High-Protein-Produkte machen aus Sicht des Ernährungswissenschaftler Hans Braun keinen Sinn, wenn man schon 70-80 Gramm Protein so über die Nahrung zu sich nehme. Allein schon 100 Gramm Fleisch haben 20-25 Gramm Protein. Damit decke man schon ein Drittel des Tagesbedarfs. Im Restaurant oder in der Kantine sind die Steaks oft 200 g schwer, damit hätte man schon zwei Drittel gedeckt, auch über Brötchen, Brot, Hülsenfrüchte.

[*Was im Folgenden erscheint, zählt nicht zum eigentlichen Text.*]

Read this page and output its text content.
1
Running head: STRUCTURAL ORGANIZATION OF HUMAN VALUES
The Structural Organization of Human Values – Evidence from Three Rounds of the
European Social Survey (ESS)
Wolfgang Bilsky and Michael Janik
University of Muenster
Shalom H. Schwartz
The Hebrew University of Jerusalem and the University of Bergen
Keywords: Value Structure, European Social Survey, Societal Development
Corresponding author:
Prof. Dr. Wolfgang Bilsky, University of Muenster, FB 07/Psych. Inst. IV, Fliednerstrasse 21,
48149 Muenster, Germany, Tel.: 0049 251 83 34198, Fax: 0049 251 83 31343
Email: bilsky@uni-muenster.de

Und von daher gebe es keinen Grund, diese High-Proteinprodukte zu nehmen.

Unsere Nahrung enthält in den meisten Fällen schon eine ausreichende Menge an Proteinen. Eine zusätzliche Zufuhr mit Proteinshakes und dergleichen könnte unter Umständen sogar schädlich sein. (Foto: IMAGO, imago images/YAY Images)
Unsere Nahrung enthält in den meisten Fällen schon eine ausreichende Menge an Proteinen. Eine zusätzliche Zufuhr mit Proteinshakes und dergleichen könnte unter Umständen sogar schädlich sein.

Eiweißlieferanten aus natürlichen Quellen sind meist besser

Hinzu kommt: Viele High-Protein-Produkte sind hochverarbeitete, in Großküchen zusammengesetzte Lebensmittel mit oft vielen Zutaten. Wer häufig zu diesen Produkten greift, isst weniger Gemüse, Obst und Nüsse – das kann zu einem Mangel an sekundären Pflanzenstoffen, Nähr- und Ballaststoffen führen. Mögliche Folgen sind Übergewicht, ernährungsbedingte Krankheiten und ökologische Nachteile, warnt Antje Gahl.

Wir haben, so Gahl, viele Möglichkeiten, uns über natürliche Lebensmittel sehr gut mit Protein ausreichend zu versorgen.Nicht nur tierische Lebensmitteln wie Milchprodukte oder Fleisch enthalten viele Protein, sondern auch Linsen, Erbsen, Haferflocken, Kartoffeln, Sojaprodukte oder auch Algen, die sehr gut zur Versorgung beitragen.

Viele Proteinprodukte stammen aus der Fabrik. (Foto: IMAGO, imago images/Imaginechina-Tuchong)
Viele Proteinprodukte stammen aus der Fabrik.